Publié le 26 mars 2018

Le rapport sur les « critères et conditions pour une gouvernance foncière rationnelle et durable » a été validé à l’Institut sénégalais de recherches agricoles (Isra). Il ressort de cette enquête que le mode dominant pour l’accès à la terre au Sénégal est l’héritage.

L’étude sur l’élaboration de « critères et conditions pour une gouvernance foncière rationnelle et durable par zone éco-géographique au Sénégal », fait ressortir que le mode dominant dans l’accès à la terre au Sénégal est l’héritage. Ce travail a été réalisé par l’Institut sénégalais de recherches agricoles (Isra) et l’Ecole nationale supérieure d’agriculture (Ensa). Financé par la Fao, il a été mené dans 42 départements du pays pour un total de 600 villages. Les résultats de l’étude ont été partagés lors d’un atelier de validation. 2.752 ménages ont été interrogés dans les zones concernées. Selon le coordonnateur de l’étude, le Dr Tamsir Mbaye, l’enquête a révélé que « la loi sur le domaine national de 1964, qui régit 95% des terres du pays, est incomprise par la majorité des acteurs ».

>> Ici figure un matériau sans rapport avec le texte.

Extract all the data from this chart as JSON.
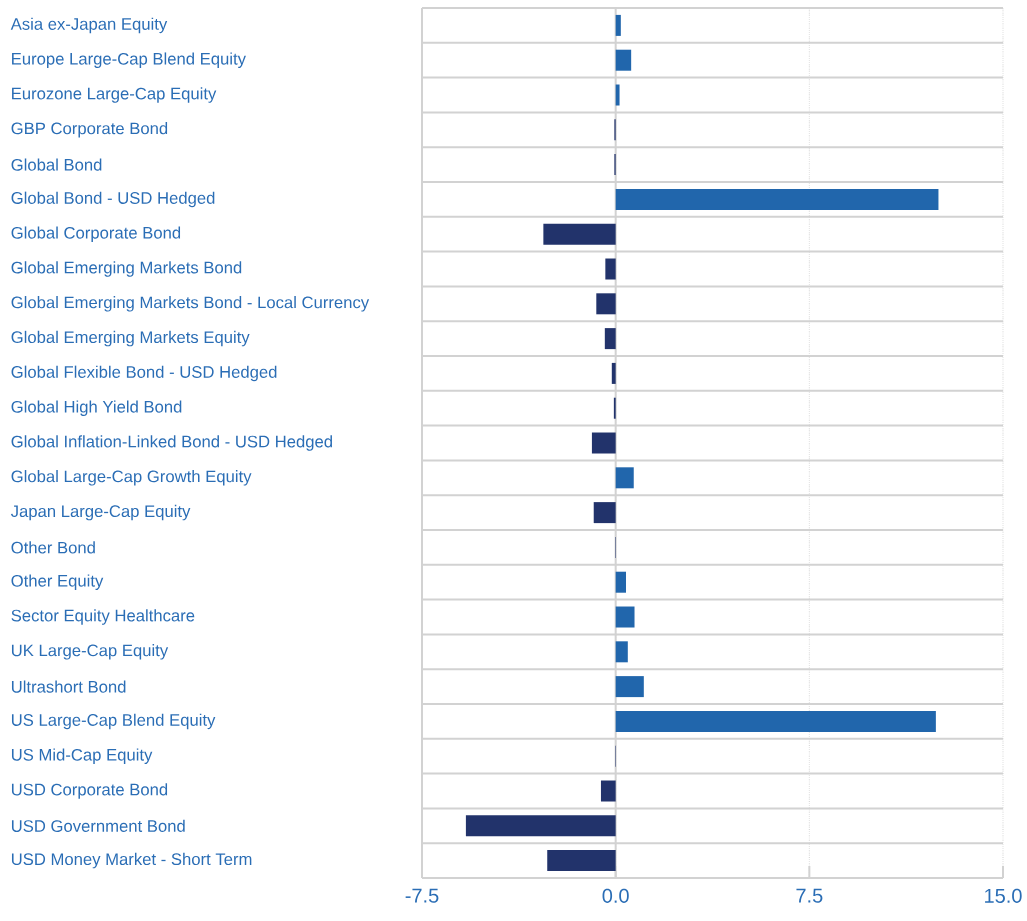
{
  "chart_data": {
    "type": "bar",
    "orientation": "horizontal",
    "categories": [
      "Asia ex-Japan Equity",
      "Europe Large-Cap Blend Equity",
      "Eurozone Large-Cap Equity",
      "GBP Corporate Bond",
      "Global Bond",
      "Global Bond - USD Hedged",
      "Global Corporate Bond",
      "Global Emerging Markets Bond",
      "Global Emerging Markets Bond - Local Currency",
      "Global Emerging Markets Equity",
      "Global Flexible Bond - USD Hedged",
      "Global High Yield Bond",
      "Global Inflation-Linked Bond - USD Hedged",
      "Global Large-Cap Growth Equity",
      "Japan Large-Cap Equity",
      "Other Bond",
      "Other Equity",
      "Sector Equity Healthcare",
      "UK Large-Cap Equity",
      "Ultrashort Bond",
      "US Large-Cap Blend Equity",
      "US Mid-Cap Equity",
      "USD Corporate Bond",
      "USD Government Bond",
      "USD Money Market - Short Term"
    ],
    "values": [
      0.2,
      0.6,
      0.15,
      -0.05,
      -0.05,
      12.5,
      -2.8,
      -0.4,
      -0.75,
      -0.42,
      -0.15,
      -0.07,
      -0.92,
      0.7,
      -0.85,
      -0.02,
      0.4,
      0.73,
      0.47,
      1.09,
      12.4,
      -0.02,
      -0.57,
      -5.8,
      -2.65
    ],
    "colors": [
      "#2166ac",
      "#2166ac",
      "#2166ac",
      "#22336b",
      "#22336b",
      "#2166ac",
      "#22336b",
      "#22336b",
      "#22336b",
      "#22336b",
      "#22336b",
      "#22336b",
      "#22336b",
      "#2166ac",
      "#22336b",
      "#22336b",
      "#2166ac",
      "#2166ac",
      "#2166ac",
      "#2166ac",
      "#2166ac",
      "#22336b",
      "#22336b",
      "#22336b",
      "#22336b"
    ],
    "xlim": [
      -7.5,
      15
    ],
    "xticks": [
      -7.5,
      {
        "value": 0,
        "label": "0.0"
      },
      7.5,
      {
        "value": 15,
        "label": "15.0"
      }
    ],
    "grid": true
  }
}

En effet, même si l’héritage reste le mode dominant, il y a d’autres modes d’accès au foncier dans ces zones, comme l’affectation et l’emprunt. La location des terres est aussi une pratique qui est de plus en plus exercée dans les localités parcourues par les enquêteurs de l’Ensa et de l’Isra. L’achat de terres, d’après l’étude, reste très faible au niveau national avec moins de 1% des ménages.

Même si l’accès dominant au foncier est donc l’héritage, les femmes sont souvent exclues de la cession. D’après l’étude, elles accèdent à la terre plus par affectation et emprunt. Les jeunes de moins de 35 ans sont aussi oubliés. Pour corriger ces manquements, le rapport recommande la réduction ou l’élimination de toutes les barrières sociales dans l’héritage des terres.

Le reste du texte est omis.